Britain will suffer an “extremely large” hit to spending in the economy from the coronavirus lockdown – and monetary policy and Government actions cannot fully offset the impact, a Bank of England policymaker has warned.
Silvana Tenreyro – one of the Bank’s nine Monetary Policy Committee (MPC) members – also cautioned the UK recovery is likely to be “less V-shaped than one would like”, suggesting the bounce-back may not be as immediate as previously hoped.
In a speech broadcast online, she said the Bank stood ready to “do whatever it can” to help lessen the blow to households and businesses.
But she stressed monetary policy cannot “tackle such difficulties alone” and warned that even together with the Government’s mammoth emergency support, there will still be rising unemployment and shrinking output.
Ms Tenreyro said: “The data we have so far suggest that the drop in aggregate spending already taking place will be extremely large.”
She added: “Given the scale of the shock, it will not be possible to avoid further consequences for the economy.
“There will be a fall in employment where businesses fail or workers are made redundant.
“These occurrences should be ameliorated by the policy measures that have been put in place, but will not be prevented in full.”
She stressed that even without the lockdown and restrictions put in place, gross domestic product would have fallen sharply as Britons increasingly opted to stay at home.
“The fall in demand was clear in high-frequency indicators such as restaurant bookings and retail footfall, which fell sharply even before the Government’s decision to close restaurants and shops,” she said.
The Bank is forecasting inflation to fall below 1% from 1.7% currently in the next two months as fuel costs plunge thanks to crashing oil prices.
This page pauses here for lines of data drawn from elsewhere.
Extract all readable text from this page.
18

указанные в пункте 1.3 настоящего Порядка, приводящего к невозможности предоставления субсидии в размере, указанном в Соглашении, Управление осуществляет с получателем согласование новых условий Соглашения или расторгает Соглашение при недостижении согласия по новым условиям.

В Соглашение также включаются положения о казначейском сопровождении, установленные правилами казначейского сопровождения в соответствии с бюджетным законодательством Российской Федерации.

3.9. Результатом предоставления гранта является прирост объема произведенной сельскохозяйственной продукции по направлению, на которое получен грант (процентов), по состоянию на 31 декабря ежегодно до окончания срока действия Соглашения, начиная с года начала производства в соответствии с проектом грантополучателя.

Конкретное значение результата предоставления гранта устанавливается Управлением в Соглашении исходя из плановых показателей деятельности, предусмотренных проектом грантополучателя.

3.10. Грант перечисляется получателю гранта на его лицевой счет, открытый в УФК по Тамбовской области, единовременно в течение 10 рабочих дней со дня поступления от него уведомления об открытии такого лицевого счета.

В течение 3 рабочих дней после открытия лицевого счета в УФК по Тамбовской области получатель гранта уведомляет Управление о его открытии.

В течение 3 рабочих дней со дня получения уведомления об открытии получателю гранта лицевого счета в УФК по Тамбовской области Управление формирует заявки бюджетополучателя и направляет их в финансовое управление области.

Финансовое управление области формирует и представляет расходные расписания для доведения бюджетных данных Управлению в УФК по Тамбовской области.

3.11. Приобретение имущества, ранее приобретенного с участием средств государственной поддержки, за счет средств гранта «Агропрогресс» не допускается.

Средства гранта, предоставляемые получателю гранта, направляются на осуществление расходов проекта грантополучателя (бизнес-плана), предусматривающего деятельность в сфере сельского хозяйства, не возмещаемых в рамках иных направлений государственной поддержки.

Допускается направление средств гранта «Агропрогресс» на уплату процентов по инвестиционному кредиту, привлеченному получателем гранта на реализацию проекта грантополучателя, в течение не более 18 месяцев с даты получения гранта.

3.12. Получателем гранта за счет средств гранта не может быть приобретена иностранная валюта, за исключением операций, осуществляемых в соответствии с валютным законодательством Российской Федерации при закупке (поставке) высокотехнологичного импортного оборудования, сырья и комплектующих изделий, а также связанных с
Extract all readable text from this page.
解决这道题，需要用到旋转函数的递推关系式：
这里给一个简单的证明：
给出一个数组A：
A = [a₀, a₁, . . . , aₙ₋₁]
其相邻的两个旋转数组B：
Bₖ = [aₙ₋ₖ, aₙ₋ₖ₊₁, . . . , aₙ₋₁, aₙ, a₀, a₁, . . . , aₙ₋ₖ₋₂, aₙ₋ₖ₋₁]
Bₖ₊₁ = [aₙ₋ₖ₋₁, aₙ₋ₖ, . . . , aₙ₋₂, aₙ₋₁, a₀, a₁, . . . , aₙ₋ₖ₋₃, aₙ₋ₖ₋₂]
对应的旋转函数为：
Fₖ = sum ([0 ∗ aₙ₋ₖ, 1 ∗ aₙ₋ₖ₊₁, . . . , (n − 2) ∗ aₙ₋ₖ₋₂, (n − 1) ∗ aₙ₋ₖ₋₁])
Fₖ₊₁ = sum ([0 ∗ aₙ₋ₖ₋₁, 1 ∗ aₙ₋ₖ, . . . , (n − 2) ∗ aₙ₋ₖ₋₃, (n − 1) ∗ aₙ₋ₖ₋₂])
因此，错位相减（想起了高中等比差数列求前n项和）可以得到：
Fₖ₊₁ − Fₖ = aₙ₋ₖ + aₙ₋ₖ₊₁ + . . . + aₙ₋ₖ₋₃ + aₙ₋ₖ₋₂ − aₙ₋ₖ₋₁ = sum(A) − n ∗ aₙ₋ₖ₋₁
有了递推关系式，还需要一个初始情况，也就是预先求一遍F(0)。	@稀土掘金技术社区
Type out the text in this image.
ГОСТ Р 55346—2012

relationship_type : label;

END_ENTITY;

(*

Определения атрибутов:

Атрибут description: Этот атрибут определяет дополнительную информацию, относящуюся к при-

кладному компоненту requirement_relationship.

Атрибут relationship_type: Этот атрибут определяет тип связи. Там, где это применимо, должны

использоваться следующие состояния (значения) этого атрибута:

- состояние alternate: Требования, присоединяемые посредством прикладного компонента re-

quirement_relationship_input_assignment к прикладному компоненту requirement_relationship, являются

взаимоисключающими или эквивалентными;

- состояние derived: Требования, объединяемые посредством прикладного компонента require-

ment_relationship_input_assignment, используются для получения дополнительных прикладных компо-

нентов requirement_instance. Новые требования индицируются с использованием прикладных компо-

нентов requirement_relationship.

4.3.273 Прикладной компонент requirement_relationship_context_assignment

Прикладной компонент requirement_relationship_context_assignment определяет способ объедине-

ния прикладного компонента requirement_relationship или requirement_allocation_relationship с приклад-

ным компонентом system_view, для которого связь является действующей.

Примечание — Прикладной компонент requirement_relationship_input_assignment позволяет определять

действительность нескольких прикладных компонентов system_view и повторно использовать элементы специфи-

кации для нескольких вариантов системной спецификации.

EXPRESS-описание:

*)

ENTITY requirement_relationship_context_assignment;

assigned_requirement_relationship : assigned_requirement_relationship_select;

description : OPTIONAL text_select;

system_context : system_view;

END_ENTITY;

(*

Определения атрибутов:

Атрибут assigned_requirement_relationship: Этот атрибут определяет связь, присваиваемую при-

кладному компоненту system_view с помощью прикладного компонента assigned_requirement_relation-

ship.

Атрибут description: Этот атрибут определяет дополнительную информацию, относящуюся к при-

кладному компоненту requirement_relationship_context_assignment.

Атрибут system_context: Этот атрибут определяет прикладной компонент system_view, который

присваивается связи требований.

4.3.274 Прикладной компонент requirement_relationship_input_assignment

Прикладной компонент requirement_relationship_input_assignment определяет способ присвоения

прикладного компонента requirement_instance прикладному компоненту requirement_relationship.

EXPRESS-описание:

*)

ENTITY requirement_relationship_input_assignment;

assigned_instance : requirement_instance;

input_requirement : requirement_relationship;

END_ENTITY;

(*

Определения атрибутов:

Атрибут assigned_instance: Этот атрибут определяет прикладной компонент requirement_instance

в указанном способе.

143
But while Britons will see rises in the cost of living ease, they will be knocked by falling wage growth, according to Ms Tenreyro.
She said: “Despite the policy responses, we will not be able to avoid a rise in unemployment, which will weigh on real wage growth across the economy.”
While some firms will see a rise in demand by offering alternatives, such as online food and grocery services to replace cafes and restaurant, she said this will be outweighed by the overall fall in spending due to falling incomes and consumer uncertainty.
She said: “Covid-19 is having unprecedented effects on all of our lives.
“The MPC, co-ordinating closely with other policymakers in the Bank and in government, will do whatever it can to minimise the economic disruption that the crisis could cause for households, businesses and financial markets.”
The Bank has already slashed interest rates to a new all-time historic low of 0.1%, from 0.75% previously, and unleashed another £200 billion of quantitative easing (QE) among a raft of actions to help the economy weather coronavirus.
But the Bank has already previously said it sees little benefit in taking rates below zero, suggesting it will have to look to more QE or radical options if further monetary support is needed.
Ms Tenreyro admitted the MPC is in unprecedented territory with the current crisis.
“The nature of the economic shock from Covid-19 is very different from those to which the MPC has previously had to respond,” she said.